We try to find people that fit into our existing culture, which is defined by our values. We look for people who are inspired by our vision. Developing an atmosphere that allows everyone to perform at their highest level can be tough from two perspectives: 1. Providing a motivation and finding that “why” and 2. Avoiding discouragement. Providing a motivation works best when people develop that motivation in and out of themselves. Therefore, in a first interview, it is important for us to see that the candidate is positively triggered by our vision and already starts spinning their own plot and ideas about how the story continues. Avoiding discouragement is a bit more vague since not all discouraging things can be avoided. A desire for success is the best driving force in the end. 

How has Mouro Capital assisted you in tackling some of your ‘scale-up’ pain points?

Mouro Capital is helping us in many ways. The biggest impact, of course, is being able to provide the bridge into the bank. When it comes to dealing with banks, active involvement and an ongoing connection of the dots is required. Aside from that, the overall fintech-related network is helping us a lot. 

Running a startup is hard work – what advice would you give a budding entrepreneur out there?

Mastering sports, the piano, or anything else you do in your spare time are also hard work, but you do them because you like what you do. The same applies to finding motivation for your business. If you are building something to “get rich” or if you understand entrepreneurship to be a form of lifestyle, it will most likely become a burden at some point. However, if you are intrinsically driven by the topic, thing, or product you are building, then this is called passion. And passion is the thing that differentiates between something you have to do and something you want to do. So, I guess my best advice would be to either be passionate about what you do or leave it.

What’s next for CrossLend?

Well, since we have not yet overcome our biggest challenge (mastering complexity), we are still very much grinding away at that until we crack it. Right now, most of our resources can be allocated to increasing the depth of our features. And as a part of this exercise, together with the overall COVID-19 situation, new opportunities, e.g. in the field of NPLs, have suddenly opened up. So, there is a lot of work ahead but the good news is this: we are passionate about it!

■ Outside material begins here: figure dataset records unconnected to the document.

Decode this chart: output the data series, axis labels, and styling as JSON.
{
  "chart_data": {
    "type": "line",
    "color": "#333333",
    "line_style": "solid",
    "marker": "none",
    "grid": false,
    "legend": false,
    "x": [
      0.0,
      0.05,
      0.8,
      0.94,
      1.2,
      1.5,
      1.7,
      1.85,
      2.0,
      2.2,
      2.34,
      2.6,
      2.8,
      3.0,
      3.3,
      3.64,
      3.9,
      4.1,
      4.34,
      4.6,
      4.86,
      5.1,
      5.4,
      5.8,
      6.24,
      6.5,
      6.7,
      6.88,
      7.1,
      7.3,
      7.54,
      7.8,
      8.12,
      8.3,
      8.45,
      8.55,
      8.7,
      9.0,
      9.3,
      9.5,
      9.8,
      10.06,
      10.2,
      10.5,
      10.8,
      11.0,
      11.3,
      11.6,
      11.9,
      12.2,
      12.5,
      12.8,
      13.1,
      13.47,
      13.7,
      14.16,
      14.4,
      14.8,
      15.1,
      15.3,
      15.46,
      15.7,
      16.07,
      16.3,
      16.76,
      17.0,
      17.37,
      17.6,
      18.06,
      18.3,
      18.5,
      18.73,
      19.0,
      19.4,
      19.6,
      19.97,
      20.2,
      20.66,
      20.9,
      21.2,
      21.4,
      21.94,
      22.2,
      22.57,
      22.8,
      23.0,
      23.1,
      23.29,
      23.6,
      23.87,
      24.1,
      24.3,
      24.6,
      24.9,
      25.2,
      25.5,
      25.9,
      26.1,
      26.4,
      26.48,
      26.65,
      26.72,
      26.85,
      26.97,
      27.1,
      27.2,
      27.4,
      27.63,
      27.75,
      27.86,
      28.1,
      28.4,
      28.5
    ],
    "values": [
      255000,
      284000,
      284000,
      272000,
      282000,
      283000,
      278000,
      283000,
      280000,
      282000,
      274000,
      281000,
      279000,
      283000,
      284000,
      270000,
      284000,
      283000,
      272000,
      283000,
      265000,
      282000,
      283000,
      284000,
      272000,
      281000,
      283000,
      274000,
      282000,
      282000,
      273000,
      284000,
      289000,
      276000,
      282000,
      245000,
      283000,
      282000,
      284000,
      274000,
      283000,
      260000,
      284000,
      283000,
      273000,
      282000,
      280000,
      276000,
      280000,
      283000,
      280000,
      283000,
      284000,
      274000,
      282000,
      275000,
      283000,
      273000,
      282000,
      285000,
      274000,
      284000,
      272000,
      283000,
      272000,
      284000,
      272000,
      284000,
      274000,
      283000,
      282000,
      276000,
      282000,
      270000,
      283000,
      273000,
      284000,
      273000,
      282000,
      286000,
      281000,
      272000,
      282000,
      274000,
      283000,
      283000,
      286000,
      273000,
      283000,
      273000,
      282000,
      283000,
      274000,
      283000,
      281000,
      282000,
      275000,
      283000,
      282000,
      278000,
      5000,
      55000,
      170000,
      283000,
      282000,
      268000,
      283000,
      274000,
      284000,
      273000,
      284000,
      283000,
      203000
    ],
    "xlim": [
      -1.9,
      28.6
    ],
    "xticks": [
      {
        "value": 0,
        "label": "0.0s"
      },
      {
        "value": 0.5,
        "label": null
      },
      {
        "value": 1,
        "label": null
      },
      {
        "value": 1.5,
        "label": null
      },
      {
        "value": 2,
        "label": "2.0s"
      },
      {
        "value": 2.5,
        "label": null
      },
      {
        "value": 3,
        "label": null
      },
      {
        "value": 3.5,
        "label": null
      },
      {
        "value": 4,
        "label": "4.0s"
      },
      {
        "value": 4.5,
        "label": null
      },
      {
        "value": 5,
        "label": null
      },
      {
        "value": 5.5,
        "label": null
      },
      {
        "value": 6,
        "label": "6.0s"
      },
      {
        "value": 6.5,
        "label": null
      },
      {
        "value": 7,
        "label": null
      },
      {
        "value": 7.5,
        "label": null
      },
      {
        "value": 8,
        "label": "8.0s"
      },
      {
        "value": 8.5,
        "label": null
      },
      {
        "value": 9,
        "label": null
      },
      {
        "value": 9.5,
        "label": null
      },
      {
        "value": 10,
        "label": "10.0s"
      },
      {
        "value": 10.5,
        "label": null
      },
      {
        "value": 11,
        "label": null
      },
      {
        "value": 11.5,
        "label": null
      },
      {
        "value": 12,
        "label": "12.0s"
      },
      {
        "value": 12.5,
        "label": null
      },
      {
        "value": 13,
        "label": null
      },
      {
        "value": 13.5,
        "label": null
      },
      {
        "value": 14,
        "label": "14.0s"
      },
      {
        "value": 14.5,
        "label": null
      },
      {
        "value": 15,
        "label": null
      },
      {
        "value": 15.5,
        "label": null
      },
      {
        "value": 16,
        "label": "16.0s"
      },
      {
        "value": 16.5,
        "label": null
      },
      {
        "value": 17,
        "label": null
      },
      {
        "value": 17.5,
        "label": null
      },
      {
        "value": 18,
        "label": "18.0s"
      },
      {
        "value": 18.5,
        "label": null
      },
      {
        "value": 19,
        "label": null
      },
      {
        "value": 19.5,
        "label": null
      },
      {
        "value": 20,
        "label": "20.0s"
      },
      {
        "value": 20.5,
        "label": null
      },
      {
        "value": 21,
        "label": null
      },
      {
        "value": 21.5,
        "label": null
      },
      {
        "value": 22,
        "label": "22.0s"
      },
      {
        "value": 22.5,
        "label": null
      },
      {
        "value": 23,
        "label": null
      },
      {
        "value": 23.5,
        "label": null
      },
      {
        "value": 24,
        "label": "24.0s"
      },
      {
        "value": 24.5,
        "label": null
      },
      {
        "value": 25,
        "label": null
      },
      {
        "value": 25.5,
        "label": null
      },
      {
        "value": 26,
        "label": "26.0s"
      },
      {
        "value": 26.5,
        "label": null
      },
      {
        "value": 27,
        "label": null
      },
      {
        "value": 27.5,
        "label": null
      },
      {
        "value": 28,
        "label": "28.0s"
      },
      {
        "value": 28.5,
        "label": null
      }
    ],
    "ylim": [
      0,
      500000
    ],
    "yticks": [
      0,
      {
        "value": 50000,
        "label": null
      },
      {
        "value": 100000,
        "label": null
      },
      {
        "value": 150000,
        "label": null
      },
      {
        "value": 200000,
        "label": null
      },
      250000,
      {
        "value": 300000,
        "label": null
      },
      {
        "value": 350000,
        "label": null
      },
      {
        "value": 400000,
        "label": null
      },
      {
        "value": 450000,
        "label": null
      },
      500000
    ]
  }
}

Crosslend is a Berlin-based fintech with approximately 70 employees. The company has developed a digital credit marketplace and has been processing credit data since 2014. Since its inception, CrossLend has developed a variety of technologies and industry-wide standards, many of which are specifically oriented toward the needs and objectives of European institutional investors.

Among the shareholders of CrossLend are Mouro Capital, ABN AMRO Ventures, the Luxembourg Future Fund (European Investment Fund; SNCI), CME Group, Lakestar, Earlybird, Northzone, Promus Ventures, Atlantic Labs and finleap.